SQL code does not live in isolation in the enterprise. It is inevitably wrapped in another language, whether that be simply scripting, business intelligence tools or ETL/data integration tools.

CompilerWorks' infrastructure is incredibly flexible and is configurable to support:

  • ingesting SQL from whatever ecosystem it is stored within;
  • [optional] applying transformations within the algebraic engine;
  • producing wrapped SQL for use with the target system;
  • exposing a full complement of user interfaces to both the lineage and transpiler capabilities.
Ecosystem Integration

Ingest is the process of extracting SQL from the encapsulating code or file format, be it python, Java, shell, XML, JSON, YAML, query log files, or vendor-specific tool formats. In some cases this requires customer-specific integration work as there is no robust standard for wrapping SQL for execution in large enterprises. CompilerWorks have a set of standard engines, parsers, and heuristics which handle most ingests without issue.

e.g. For custom SQL embedded in business intelligence tools (BI tools). CompilerWorks' will ingest custom SQL from a wide range of BI tool file formats, transpile it, and re-insert the converted code into the source BI tool's file format.

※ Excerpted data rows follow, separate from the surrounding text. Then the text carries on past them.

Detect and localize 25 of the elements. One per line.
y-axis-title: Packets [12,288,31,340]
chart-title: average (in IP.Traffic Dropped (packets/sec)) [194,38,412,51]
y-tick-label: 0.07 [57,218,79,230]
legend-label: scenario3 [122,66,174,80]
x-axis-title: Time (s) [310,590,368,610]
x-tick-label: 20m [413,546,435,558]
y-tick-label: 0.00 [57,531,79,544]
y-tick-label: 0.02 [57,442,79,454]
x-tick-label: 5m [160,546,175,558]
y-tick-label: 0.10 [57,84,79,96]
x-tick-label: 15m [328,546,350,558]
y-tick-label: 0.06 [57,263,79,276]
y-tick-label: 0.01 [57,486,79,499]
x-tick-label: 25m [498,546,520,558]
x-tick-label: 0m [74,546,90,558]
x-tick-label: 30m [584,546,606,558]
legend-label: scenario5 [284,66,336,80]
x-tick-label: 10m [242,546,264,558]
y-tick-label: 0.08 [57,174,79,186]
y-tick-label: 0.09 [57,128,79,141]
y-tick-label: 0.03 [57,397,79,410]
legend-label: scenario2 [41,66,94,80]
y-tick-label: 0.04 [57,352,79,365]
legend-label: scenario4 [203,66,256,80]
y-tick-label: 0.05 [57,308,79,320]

If the SQL is embedded in Python scripts that use macros to build the executable SQL then in most cases the transpiler can be configured to extract, transpile, and replace the SQL in place, in the Python code.

User Interface
How can a user extract the value in the core technology?

CompilerWorks exposes the power and flexibility of its core technology in every conceivable manner. The underlying philosophy is to enable data engineering and data analysts to create value in whatever way suits them.


Used by analysts and for “quick hit” data engineer tasks, e.g.:

  • Data discovery and exploration activities.
  • Identification of end-users.
  • Activity audits (and source code) for specific tables.
  • Transpile of a limited number of SQL statements.
Command Line Interface (CLI)

CompilerWorks' has worked with many data engineering departments where the preferred mode of interaction in through a CLI.

Beyond this preference it is clear that some tasks, like bulk conversion of an entire SQL code base is amenable to a CLI.

Application Programming Interface (API)
  • Use GraphQL to integrate the data fabric with in‑house data warehouse management processes.
  • Automatically re-writing queries to work with sampled data (increase productivity during development.)
  • Restructuring a data warehouse schema for domain driven design.

Compilerworks' customers continue to create new use cases for the API.